Depois a cicatrização: «Para com isso. O que arde cura. Cala a boca.»
(…)
- Os homens reconhecem um bacio quando o veem.
- Não és uma mula para puxar a carroça de um médico malvado.
- És uma latrina ou uma mulher?
- Quem te disse que eras lixo?
- Como é que eu havia de saber o que ele engendrava? – tentava Cee defender-se.
- A desgraça não se anuncia. É por isso que tens de permanecer desperta, senão ela limita-se a entrar pela tua porta.
- Mas…
- Mas nada. Tu és suficientemente boa para Jesus. É tudo o que precisas de saber.
(…)
A última etapa da cura de Cee fora, para ela, a pior. Tinha de ser açoitada pelo sol, o que significava passar pelo menos uma hora por dia de pernas bem abertas perante o sol escaldante. Todas as mulheres concordavam que esse abraço a libertaria de qualquer resto de doença uterina. Cee, chocada e embaraçada, recusara. Supondo que alguém, uma criança, um homem, a via assim escarranchada?

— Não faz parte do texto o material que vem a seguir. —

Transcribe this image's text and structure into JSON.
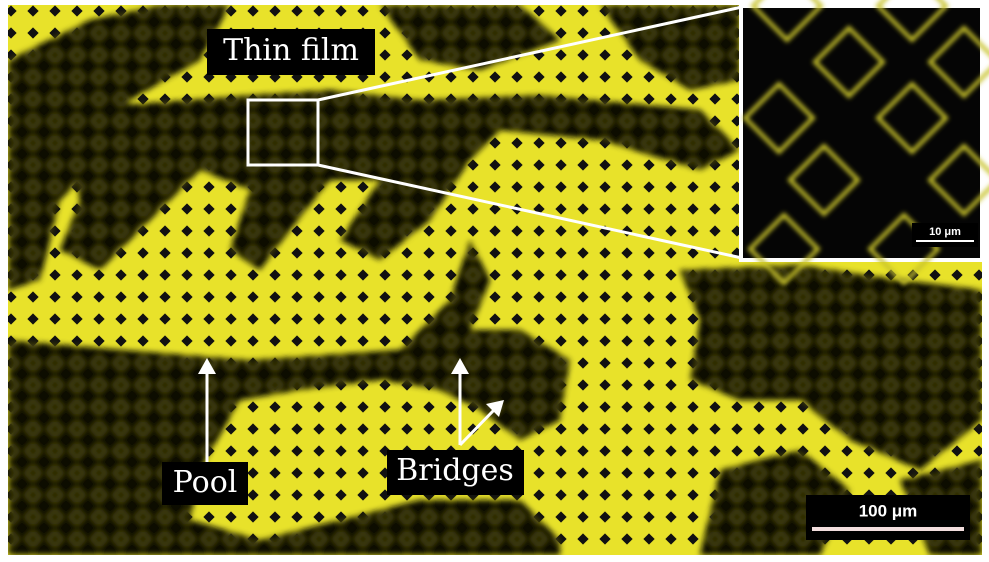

- Ninguém vai estar a olhar para ti – responderam elas. – E se olharem? O que tem?
- Achas que a tua rata é uma novidade?
- Não te preocupes – aconselhou a D. Ethel. – Estarei contigo lá fora. O importante é conseguir uma cura permanente. Algo que ultrapasse o poder humano.
Portanto, Cee, virando a cabeça de tão envergonhada, deitava-se apoiada em almofadas à beira da minúscula varanda das traseiras da casa de Ethel assim que os violentos raios de sol apontavam nessa direção. A cólera e a humilhação levavam-na sempre a curvar os dedos dos pés e a contrair as pernas.